A circuit has two clockwise mesh currents I₁ and I₂ sharing a resistor R. What is the actual current flowing through R from the perspective of mesh 1?
AI₁ + I₂, because both mesh currents pass through the shared resistor
BI₁ − I₂, because the two mesh currents flow in opposite directions through the shared branch
CI₁ alone, because I₂ is a fictitious variable that doesn't affect the branch
DThe average (I₁ + I₂)/2, since the resistor is shared equally
When two clockwise mesh currents share a branch, they flow in opposite directions through it — I₁ flows one way, I₂ flows the other. The actual branch current is the algebraic difference I₁ − I₂ (or I₂ − I₁, depending on the reference direction). This is a key consequence of how mesh currents work: they are not physical currents but mathematical variables. The actual current in any branch is found by summing — with appropriate signs — all mesh currents that pass through it.
Question 2 Multiple Choice
A 3 A current source lies on the boundary between mesh 1 and mesh 2. How should mesh analysis handle this?
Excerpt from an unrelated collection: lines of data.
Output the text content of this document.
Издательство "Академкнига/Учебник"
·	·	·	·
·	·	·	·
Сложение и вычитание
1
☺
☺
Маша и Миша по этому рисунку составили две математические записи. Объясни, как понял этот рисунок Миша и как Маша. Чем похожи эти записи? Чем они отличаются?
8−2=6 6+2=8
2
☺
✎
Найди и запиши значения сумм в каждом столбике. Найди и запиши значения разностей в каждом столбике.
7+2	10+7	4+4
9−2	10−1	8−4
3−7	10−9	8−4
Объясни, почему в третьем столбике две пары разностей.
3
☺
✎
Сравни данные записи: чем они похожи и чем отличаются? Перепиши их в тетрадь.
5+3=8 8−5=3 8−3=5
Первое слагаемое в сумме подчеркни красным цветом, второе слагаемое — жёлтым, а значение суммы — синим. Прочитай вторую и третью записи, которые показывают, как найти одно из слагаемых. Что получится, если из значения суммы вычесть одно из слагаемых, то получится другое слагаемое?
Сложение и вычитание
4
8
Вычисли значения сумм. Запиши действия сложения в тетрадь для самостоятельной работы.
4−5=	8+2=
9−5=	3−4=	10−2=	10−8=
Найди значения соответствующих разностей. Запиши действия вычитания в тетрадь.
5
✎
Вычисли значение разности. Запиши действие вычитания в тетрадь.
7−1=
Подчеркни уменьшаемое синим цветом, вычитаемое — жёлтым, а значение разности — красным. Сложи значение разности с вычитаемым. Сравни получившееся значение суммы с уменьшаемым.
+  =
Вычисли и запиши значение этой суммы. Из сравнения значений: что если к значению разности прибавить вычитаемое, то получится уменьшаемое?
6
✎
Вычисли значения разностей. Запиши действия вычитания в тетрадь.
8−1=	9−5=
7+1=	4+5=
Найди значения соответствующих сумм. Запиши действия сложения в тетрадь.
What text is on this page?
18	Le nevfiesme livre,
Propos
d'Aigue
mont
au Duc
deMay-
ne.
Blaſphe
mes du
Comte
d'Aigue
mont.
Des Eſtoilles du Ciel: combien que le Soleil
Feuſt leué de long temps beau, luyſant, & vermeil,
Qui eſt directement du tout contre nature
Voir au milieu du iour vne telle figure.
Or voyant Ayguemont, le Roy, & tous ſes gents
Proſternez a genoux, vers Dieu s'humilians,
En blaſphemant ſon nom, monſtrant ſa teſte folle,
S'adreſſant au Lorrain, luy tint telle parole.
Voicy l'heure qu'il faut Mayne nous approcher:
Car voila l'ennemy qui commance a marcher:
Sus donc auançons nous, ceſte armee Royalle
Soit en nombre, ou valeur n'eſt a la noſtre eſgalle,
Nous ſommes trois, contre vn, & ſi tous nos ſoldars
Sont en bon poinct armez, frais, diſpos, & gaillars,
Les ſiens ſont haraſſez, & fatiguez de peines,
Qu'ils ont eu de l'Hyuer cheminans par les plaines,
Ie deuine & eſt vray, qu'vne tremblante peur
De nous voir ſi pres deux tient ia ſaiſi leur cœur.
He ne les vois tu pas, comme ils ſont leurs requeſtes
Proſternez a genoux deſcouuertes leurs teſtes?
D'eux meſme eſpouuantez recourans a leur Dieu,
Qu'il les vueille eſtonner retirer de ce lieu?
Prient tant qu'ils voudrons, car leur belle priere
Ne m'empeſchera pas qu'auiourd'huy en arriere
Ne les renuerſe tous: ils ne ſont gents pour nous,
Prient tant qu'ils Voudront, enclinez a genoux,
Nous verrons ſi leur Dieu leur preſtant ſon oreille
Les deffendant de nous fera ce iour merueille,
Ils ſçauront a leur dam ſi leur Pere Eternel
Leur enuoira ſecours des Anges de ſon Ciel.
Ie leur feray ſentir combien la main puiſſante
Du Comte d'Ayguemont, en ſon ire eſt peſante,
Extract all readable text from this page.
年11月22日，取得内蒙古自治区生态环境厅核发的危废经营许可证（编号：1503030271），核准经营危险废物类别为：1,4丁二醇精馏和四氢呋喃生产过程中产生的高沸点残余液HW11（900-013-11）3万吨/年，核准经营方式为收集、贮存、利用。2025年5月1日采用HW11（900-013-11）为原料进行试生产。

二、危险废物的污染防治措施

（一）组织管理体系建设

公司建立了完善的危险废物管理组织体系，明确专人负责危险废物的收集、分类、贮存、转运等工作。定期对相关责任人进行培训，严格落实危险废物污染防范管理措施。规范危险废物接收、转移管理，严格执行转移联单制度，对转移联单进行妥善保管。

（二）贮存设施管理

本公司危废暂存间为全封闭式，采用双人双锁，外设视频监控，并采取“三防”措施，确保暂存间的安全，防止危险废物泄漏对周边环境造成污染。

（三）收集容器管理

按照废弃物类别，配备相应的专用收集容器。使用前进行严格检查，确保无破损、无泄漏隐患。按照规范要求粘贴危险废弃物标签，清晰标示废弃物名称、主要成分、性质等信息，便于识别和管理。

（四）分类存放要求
AAssign the voltage across the current source as an unknown and include it in the KVL equation for each mesh
BIgnore the current source — ideal current sources have zero resistance and don't appear in KVL
CWrite KVL around the outer perimeter of both meshes combined (skipping the current source branch), then add the constraint I₁ − I₂ = 3 A
DSet I₁ = 3 A and I₂ = 0, since the source fixes the current in one mesh
An ideal current source has an unknown voltage across it, so you cannot write KVL around a loop that includes it without introducing another unknown. The supermesh technique avoids this: merge the two meshes into one by going around the outer perimeter (skipping the branch with the current source) to write one KVL equation. Then add the constraint equation I₁ − I₂ = 3 A (or its negative), which the current source directly specifies. Together these give the same number of equations as unknowns.
Question 3 True / False
Mesh currents are fictitious variables — they are not directly measured anywhere in the physical circuit.
TTrue
FFalse
Answer: True
True. Mesh currents (I₁, I₂, ...) are mathematical abstractions assigned to the enclosed loops of a planar circuit. They have no single physical wire where you could place an ammeter and read off I₁. The physically measurable quantity — actual branch current — is obtained by algebraically summing all mesh currents sharing that branch. Their value as a technique lies in producing a systematic, minimal set of equations, not in having direct physical meaning.
Question 4 True / False
Mesh analysis can be applied to any circuit, including those whose wires is expected to cross when drawn on a flat surface.
TTrue
FFalse
Answer: False
False. Mesh analysis requires the circuit to be planar — drawable on a flat surface without any wires crossing. In a non-planar circuit, the concept of an 'enclosed mesh region' breaks down because the topology does not admit a consistent set of independent loops in the plane. For non-planar circuits, nodal analysis (which works on any circuit) is the correct systematic method.
Question 5 Short Answer
Explain why a current source between two meshes prevents writing a standard KVL equation around either mesh, and describe how the supermesh technique resolves this problem.
Think about your answer, then reveal below.
Model answer: KVL requires summing known or expressible voltage drops around a loop. An ideal current source fixes the current through a branch but leaves the voltage across it as unknown and unconstrained — it adjusts to whatever the circuit requires. Including this unknown voltage in a KVL equation adds a variable without adding a useful equation. The supermesh resolves this by forming a larger loop that goes around the outside of both meshes, bypassing the current source branch entirely. This produces one KVL equation free of the unknown voltage. The missing equation is replaced by the current source's own constraint: I₁ − I₂ = I_source, which directly relates the two mesh currents.
The supermesh is not a workaround — it is the correct application of KVL to a loop that avoids the problematic branch. The number of independent equations is preserved: two meshes normally give two equations; a supermesh gives one combined KVL equation plus one constraint equation, still totaling two equations for two unknowns.